Identification of variants that respond to corrector treatment.

Scatter plot showing activity of each MC4R variant in Gs signaling assay upon stimulation with 1 μM α-MSH (>EC99) in the absence of corrector (x-axis) versus upon treatment with 1 μM Ipsen 17 followed by stimulation with 1 μM α-MSH (>EC99) (y-axis). Each point represents a variant, with those in red classified as both 1) loss-of-function in the absence of corrector; and 2) functionally rescued in the Ipsen 17 treatment condition (see Methods for details).

Variants that differentially impact activation by peptide versus small molecule agonists.
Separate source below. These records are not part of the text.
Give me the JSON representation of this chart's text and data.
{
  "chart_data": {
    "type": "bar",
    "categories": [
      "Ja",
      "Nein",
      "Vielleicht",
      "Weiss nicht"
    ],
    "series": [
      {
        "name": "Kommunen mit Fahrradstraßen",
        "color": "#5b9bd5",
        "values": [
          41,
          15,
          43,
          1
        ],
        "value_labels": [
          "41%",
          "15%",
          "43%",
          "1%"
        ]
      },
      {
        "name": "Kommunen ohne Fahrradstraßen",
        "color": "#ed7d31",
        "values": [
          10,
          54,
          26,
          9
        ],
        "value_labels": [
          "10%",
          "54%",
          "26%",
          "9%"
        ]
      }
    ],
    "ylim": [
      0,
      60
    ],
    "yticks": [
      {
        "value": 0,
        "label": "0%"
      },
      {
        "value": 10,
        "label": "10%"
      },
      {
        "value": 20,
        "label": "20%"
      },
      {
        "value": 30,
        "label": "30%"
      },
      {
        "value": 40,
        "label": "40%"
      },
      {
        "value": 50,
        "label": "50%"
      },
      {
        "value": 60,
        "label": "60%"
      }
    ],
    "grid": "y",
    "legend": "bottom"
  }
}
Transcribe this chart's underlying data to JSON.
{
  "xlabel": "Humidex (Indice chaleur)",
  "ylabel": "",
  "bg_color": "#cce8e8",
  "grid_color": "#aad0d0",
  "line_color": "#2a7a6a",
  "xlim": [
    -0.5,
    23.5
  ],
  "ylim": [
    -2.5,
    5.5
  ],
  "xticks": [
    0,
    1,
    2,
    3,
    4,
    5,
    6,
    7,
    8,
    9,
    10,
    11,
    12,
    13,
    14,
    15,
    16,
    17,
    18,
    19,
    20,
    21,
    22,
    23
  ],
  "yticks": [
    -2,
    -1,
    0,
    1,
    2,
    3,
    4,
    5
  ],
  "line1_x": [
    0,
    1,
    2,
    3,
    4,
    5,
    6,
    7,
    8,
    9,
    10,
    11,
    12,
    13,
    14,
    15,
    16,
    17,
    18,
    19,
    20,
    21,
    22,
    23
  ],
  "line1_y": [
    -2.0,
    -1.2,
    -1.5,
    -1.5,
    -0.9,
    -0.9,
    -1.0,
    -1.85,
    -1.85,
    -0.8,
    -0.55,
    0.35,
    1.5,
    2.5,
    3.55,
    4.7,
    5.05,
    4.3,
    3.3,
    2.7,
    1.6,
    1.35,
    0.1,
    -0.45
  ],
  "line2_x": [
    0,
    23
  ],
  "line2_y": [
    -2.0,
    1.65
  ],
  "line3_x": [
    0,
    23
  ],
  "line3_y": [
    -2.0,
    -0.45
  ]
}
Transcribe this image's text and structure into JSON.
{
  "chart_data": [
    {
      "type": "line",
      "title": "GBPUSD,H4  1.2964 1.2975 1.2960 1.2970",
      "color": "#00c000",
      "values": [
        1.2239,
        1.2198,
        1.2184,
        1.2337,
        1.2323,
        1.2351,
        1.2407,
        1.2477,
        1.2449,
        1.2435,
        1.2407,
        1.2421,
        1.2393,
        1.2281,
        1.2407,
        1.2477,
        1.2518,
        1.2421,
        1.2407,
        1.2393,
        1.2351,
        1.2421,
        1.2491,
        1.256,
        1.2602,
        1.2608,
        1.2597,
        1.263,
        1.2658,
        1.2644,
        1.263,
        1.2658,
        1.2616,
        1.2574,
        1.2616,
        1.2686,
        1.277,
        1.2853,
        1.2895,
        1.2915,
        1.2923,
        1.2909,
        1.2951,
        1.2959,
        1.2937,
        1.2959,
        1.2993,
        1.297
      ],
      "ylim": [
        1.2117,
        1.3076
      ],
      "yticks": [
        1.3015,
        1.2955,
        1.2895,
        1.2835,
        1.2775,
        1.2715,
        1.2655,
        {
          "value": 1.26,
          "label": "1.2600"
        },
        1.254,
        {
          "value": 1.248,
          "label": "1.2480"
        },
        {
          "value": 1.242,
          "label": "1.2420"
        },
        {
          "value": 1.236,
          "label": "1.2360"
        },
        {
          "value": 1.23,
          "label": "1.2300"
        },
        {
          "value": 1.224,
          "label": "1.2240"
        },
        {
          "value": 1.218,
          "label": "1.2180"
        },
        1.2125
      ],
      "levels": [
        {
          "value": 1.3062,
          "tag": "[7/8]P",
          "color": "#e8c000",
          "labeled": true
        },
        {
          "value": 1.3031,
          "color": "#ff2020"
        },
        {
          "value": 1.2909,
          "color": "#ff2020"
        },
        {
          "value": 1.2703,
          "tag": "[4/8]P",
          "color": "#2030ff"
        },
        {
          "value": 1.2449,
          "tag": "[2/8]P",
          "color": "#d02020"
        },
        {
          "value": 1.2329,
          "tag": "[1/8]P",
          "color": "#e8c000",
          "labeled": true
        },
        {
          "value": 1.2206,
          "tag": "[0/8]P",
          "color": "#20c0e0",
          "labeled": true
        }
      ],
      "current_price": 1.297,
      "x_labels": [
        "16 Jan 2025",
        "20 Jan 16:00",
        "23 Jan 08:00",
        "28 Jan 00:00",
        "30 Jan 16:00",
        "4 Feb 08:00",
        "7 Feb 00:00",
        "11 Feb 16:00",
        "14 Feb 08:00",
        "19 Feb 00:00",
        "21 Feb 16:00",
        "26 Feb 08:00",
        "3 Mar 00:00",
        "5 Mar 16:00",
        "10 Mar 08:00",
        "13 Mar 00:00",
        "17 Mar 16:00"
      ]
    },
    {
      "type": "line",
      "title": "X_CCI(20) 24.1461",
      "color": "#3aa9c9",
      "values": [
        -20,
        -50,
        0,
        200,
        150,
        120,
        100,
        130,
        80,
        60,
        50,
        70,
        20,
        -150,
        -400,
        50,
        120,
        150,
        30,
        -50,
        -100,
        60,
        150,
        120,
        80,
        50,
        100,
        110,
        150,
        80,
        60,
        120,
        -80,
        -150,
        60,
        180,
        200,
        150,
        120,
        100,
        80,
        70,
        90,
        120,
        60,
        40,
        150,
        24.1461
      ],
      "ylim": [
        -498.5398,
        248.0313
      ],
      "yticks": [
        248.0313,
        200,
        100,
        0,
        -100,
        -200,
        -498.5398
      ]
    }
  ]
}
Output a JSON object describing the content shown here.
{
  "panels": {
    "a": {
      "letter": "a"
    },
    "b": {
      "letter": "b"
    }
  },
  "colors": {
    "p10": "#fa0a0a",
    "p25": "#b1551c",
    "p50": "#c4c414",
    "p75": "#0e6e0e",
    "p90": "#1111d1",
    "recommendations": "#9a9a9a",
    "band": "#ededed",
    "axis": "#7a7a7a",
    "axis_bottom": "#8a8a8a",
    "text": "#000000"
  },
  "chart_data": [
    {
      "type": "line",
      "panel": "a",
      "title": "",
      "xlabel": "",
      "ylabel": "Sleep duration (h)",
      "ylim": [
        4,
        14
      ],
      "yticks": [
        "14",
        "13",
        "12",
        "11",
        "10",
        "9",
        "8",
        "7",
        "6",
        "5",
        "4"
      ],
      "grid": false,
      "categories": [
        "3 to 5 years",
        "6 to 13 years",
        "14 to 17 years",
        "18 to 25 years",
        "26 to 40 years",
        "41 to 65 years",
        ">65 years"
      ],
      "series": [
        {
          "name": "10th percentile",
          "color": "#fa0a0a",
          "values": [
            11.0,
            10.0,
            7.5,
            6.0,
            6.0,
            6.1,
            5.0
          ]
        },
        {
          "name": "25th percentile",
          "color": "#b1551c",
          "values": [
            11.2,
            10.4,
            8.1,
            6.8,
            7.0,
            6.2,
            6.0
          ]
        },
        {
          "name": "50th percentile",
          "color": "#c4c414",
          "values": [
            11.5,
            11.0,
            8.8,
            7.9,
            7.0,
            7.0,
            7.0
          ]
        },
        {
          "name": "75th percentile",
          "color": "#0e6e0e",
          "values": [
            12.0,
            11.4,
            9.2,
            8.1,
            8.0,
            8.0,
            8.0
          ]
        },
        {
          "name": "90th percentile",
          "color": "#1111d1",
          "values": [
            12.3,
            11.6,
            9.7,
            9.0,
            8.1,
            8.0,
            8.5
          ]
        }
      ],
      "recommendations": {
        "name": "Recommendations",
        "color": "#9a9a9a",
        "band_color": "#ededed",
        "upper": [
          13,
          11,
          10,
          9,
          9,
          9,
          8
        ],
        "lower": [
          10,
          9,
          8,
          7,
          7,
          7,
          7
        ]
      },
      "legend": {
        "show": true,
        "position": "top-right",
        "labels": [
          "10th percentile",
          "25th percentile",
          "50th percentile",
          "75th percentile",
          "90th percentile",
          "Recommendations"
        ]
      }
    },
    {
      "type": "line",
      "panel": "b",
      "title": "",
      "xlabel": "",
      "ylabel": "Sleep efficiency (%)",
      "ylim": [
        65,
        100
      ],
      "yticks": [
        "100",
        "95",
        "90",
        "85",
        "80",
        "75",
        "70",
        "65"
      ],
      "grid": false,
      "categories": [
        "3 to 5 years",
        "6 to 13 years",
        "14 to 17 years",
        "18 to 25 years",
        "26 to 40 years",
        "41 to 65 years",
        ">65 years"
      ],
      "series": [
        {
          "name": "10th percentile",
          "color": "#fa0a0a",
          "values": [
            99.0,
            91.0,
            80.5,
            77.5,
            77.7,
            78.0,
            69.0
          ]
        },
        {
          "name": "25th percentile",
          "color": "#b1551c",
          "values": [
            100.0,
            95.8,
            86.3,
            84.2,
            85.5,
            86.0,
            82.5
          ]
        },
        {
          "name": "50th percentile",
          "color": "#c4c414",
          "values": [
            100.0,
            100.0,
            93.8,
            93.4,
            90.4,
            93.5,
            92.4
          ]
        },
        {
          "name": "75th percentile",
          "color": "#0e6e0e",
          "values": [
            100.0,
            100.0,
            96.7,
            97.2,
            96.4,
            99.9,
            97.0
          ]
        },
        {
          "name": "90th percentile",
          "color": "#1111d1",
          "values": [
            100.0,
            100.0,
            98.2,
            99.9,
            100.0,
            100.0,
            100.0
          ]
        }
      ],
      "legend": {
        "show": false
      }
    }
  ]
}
A. PCA of z-scores from all Gs signaling assays with no, low, medium, and high concentrations of α-MSH or THIQ. Each point represents a variant colored by whether it uniquely abrogates signaling in the α-MSH (blue) or THIQ (orange) condition(s). B. Top-down ribbon view of MC4R with bound α-MSH (left, blue; PDB: 7f53) or THIQ (right, orange; PDB: 7f58). MC4R residues are colored by whether variants at a given position disrupt activation uniquely by α-MSH (blue), THIQ (orange), both (green), or neither (gray). Residues 48, 104, and 129 are shown in stick form.